Semua bercerita dalam piranti tarbiyah... "yarba, yarbu... tarbiyaah...", lekat benar dalam ingatan saya... bahwa semua punya makna tumbuh.. kembang... kuat berdahan istiqamah...
walapun saat ini saya sadar, hambatannya hanyalah kekuyuan ruh yang berakhir pada insilakh, mati potensi terlempar dari gerbong dakwah.
Walau kepala coba saya tundukkan, menggeleng kecil dan menyayangkan keputusan Allah, bukan karena menolak takdir bahwa memori terlalu indah untuk menjadi bunga ingatan... sahabat yang awalnya adalah iring-iringan kecil ditapak juang kini telah memilih untuk tidak melanjutkan perjalanan panjang.

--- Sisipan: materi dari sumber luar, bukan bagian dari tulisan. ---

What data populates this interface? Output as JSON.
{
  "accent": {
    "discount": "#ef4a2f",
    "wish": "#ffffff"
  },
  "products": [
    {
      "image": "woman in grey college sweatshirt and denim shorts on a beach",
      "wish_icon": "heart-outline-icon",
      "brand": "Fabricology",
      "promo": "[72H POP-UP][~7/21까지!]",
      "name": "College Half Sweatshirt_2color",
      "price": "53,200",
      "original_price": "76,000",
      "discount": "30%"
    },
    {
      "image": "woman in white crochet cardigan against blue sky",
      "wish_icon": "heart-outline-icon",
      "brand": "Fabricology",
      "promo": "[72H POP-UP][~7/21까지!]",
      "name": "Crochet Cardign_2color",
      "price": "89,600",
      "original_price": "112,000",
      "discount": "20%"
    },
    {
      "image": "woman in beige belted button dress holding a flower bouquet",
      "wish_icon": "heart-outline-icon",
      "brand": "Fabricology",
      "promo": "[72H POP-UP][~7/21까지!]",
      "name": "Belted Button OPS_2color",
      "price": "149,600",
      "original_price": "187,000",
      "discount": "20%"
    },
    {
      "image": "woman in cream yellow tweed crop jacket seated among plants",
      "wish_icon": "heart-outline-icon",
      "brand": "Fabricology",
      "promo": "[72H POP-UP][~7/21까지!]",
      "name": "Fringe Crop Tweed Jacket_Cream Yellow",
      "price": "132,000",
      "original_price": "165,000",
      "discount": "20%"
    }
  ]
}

Saya kemudian menyungging senyum, mata saya sayu, tak bisa saya bohongi, hati saya tak bisa saya tipu... saya merindukan engkau wahai sahabat... merindukan berjalan bersama engkau di sepanjang lintasan kereta api dibilangan Sumantri Brojonegoro... semua penuh nuansa ruh... semua tentang cerita diluar tapal batas persahabatan... dan ini adalah 'cinta'.
"Sekiranya (yang kamu serukan kepada mereka itu), adalah keuntungan yang mudah diperoleh dan perjalan yang tidak begitu jauh, niscaya mereka mengikutimu, tetapi tempat yang dituju itu teramat jauh, terasa oleh mereka. Lalu mereka bersumpah dengan (nama) Allah "jikalau kami sanggup niscaya kami berangkat bersama-samamu." Mereka membinasakan diri sendiri. dan Allah mengetahu bahwasanya mereka adalah orang-orang yang berdusta..."
Sahabatku, lidahku kelu untuk mengucapkannya... walaupun hanya derak-derak tartil berkerikil dalam lisan, sungguh... aku tak berani menisbatkan ayat ini kepadamu... tapi hati ini berontak... lalu saya menengadah (diam)
Dakwah begitu kejam... memisahkan antara aku dan engkau
memisahkan engkau dan kecintaan...
aku malu pada tuhan... aku malu tak dapat menjagamu dalam ketaatan...
Sahabat,
Rel... rel kereta itu yang kadang membawaku ketelaga sejarah nun jauh...
Sayup benar iramanya, hanya mengingat satu saja tentang khidmat suci "Ajari Aku..."
sakral... sakral dalam batas-batas memori...
Beberapa saat kemudian saya kembali menggenggam tanggannya, menuntunnya meintasi rel-rel... walau bukan untuk memerah peluh dan kemudian memetik senyum ridho di telaga juang...
tapi sekedar berjalan memaut hati, mematri cinta...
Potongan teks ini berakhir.